"Cette année, on a fait beaucoup plus attention." Tania, 35 ans, mère de deux garçons, résume bien la tendance appliquée par de nombreux Calédoniens en cette période de fête et de cadeaux. Comme elle, la plupart des parents interrogés en ce lendemain de Noël disent avoir cherché "les prix les plus intéressants", quitte à faire un cadeau commun : "J’ai offert un jeu pour que mes deux enfants jouent ensemble", illustre la jeune femme. Les présents sont bien sous le sapin, mais l’effort s’est concentré sur l’essentiel. "Je n’ai pas pu me faire plaisir", confie-t-elle, évoquant une année "difficile", comparable à 2024.
C’est la même logique qu’a suivie Brigitte, 51 ans. "On mise d’abord sur les enfants et après, on pense à soi." Les dépenses sont faites "modérément", en tenant compte de "la situation économique du territoire", avec une priorité donnée au repas. Noël restant un rendez-vous familial, "calme", en comparaison au réveillon du 31 décembre, largement plus festif.
Du côté des couples sans enfants, les arbitrages ont pris une autre forme. Cette jeune Calédonienne, de retour sur le Caillou pour les vacances, explique avoir acheté ses cadeaux en France, "largement moins cher", sans difficulté à la douane. Car les prix pratiqués en Nouvelle-Calédonie ont de quoi freiner la consommation pour les foyers dont le pouvoir d’achat a chuté. Résultat : de plus en plus, les cadeaux matériels laissent place à des enveloppes. "Maintenant, c’est plus de l’argent que je donne. Ils en ont plus besoin que des cadeaux", explique son compagnon.

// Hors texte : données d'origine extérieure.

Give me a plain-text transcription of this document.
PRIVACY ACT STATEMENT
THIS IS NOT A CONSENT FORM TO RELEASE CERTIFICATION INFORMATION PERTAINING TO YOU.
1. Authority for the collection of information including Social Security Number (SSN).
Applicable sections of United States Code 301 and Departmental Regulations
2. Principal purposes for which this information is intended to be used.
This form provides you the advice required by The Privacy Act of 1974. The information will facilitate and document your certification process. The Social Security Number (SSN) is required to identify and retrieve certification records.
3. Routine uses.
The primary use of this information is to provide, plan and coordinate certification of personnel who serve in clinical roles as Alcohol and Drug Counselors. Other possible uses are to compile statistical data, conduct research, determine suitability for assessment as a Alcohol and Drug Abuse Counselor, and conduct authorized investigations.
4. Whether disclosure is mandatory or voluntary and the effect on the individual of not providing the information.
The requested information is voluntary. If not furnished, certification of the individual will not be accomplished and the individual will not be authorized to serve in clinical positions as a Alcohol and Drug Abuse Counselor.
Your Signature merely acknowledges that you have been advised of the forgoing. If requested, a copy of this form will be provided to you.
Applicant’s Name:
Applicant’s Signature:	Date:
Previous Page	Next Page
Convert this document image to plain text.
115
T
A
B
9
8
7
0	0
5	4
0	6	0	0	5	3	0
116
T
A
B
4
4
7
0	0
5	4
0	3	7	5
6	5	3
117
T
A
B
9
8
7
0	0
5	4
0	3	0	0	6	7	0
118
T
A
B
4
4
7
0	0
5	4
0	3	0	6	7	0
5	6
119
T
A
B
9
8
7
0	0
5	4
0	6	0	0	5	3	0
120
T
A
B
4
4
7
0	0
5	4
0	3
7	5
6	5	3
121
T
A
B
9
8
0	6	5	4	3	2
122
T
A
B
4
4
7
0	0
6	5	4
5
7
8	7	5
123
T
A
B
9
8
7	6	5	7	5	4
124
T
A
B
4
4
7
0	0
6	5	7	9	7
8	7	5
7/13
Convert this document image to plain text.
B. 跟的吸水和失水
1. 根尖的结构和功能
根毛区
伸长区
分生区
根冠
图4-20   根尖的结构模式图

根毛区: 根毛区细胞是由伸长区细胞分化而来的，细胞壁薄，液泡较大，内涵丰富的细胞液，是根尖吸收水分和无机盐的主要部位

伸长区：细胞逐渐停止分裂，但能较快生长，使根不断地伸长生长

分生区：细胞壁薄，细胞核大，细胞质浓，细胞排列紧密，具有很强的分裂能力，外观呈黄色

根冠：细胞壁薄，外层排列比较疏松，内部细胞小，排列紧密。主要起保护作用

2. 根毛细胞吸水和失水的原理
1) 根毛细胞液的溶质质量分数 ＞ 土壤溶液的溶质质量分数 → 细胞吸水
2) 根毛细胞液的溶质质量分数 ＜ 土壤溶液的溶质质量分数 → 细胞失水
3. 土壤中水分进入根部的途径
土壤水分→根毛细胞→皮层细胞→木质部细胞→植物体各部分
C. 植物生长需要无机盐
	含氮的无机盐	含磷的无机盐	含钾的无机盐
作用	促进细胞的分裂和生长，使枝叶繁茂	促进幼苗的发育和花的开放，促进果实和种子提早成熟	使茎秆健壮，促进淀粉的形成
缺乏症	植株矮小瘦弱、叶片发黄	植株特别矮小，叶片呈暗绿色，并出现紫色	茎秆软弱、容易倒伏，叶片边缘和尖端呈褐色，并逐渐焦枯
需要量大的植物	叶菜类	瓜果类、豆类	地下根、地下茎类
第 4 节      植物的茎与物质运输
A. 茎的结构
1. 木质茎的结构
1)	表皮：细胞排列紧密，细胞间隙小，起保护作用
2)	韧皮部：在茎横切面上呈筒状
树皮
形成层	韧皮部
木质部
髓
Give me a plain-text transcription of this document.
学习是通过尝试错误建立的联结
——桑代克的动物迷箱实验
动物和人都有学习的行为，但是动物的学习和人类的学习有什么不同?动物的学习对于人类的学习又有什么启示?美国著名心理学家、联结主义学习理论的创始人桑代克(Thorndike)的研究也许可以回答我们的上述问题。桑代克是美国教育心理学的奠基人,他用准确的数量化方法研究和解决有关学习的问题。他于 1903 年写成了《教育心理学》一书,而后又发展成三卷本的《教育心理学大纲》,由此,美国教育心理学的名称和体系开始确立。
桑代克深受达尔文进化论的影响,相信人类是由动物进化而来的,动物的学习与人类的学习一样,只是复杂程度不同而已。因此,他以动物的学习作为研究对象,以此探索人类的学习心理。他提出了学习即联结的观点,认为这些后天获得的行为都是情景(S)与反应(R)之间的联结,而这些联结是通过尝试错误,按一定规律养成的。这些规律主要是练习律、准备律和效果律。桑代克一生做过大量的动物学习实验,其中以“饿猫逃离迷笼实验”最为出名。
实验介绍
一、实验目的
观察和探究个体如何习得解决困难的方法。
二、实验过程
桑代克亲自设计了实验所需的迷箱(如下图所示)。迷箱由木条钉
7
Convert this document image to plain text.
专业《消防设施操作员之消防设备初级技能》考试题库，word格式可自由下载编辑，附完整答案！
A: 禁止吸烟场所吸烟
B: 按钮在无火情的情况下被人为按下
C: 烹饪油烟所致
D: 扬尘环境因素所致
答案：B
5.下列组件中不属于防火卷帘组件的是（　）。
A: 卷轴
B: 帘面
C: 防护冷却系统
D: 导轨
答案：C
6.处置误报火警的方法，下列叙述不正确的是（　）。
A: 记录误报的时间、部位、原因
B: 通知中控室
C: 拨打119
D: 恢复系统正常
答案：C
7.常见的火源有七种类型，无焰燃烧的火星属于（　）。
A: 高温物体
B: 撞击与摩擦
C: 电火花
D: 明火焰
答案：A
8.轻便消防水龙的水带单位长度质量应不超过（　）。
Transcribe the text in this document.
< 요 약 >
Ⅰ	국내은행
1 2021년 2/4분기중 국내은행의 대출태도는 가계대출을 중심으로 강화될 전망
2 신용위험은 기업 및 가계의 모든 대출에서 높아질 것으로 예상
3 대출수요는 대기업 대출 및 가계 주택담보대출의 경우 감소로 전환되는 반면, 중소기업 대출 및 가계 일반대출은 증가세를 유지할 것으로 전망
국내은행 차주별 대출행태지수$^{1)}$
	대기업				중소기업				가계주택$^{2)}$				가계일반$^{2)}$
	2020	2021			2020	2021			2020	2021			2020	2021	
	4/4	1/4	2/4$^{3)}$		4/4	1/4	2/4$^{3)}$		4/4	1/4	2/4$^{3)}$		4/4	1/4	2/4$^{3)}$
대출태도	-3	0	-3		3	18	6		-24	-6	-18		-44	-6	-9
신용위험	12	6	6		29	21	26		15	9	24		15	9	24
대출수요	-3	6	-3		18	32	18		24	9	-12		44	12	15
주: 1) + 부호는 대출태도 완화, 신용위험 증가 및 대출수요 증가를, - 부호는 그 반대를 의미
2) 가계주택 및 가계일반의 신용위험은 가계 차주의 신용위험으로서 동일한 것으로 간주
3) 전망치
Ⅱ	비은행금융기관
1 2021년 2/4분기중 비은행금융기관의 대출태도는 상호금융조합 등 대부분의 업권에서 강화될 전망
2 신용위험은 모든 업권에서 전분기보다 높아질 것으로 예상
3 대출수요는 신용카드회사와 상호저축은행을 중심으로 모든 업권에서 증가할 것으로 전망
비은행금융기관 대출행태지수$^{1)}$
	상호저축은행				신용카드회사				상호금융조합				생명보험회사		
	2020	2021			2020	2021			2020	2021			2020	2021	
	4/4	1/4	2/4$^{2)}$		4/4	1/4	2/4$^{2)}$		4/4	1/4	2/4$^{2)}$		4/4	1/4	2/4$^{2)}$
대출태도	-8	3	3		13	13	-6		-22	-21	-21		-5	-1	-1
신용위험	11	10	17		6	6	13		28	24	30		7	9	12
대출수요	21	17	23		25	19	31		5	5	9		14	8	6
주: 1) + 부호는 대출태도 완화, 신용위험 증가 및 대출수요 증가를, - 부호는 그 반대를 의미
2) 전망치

Ce n’est pas Benoît, papa d’une fille de 10 ans, qui dira le contraire. Patenté et en même temps salarié du privé, il dit avoir clairement revu son budget à la baisse. "On n’a pas travaillé de la même façon cette année." Autour de lui, beaucoup ont privilégié "un bon repas", en étant "un peu moins généreux en cadeaux". Une évolution qui se généralise selon lui : "C’est fini les Noëls à profusion. Maintenant, on fait plus attention au budget."
Du côté des commerçants, on a également ressenti cette prudence. À l’Anse-Vata, Stéphane, gérant d’un magasin du complexe La Promenade, évoque un Noël "pas comme les autres". La fréquentation a reculé d’environ un tiers et le panier moyen est passé "de 5 000 à 3 000 francs". Les "Secret Santa", cette tradition anglo-saxonne qui consiste pour les membres d’un groupe à s’offrir des cadeaux au hasard, auparavant réservés aux entreprises, se sont invités dans les familles aux budgets limités. Stéphane et sa compagne, eux, disent ne rien s’être offert : "On s’accroche en mode survie."
Dans ce magasin de cosmétiques du centre-ville, Audrey, vendeuse, parle d’une activité "correcte" mais irrégulière, avec "des pics et des creux". Elle pointe de son côté les départs en vacances. En se basant sur un indice parlant : la forte hausse des demandes de remise "duty-free", accordée sur présentation d’un billet d’avion. "Les gens ont vraiment plus voyagé", estime-t-elle.
Une analyse nuancée par Ronan Daly, président du Syndicat des commerçants. Selon les premiers retours, Noël 2025 se solde par "une baisse du chiffre d’affaires par rapport au Noël précédent", dans une tendance installée depuis "deux à trois ans". Pour lui, la reprise des voyages n’explique pas tout. "Avec les départs du territoire, le marché est plus petit et avec la crise économique, il y a une baisse du pouvoir d’achat." Même le Black Friday n’a pas inversé la courbe. Dans un contexte d’incertitude pour 2026, "les gens préfèrent économiser".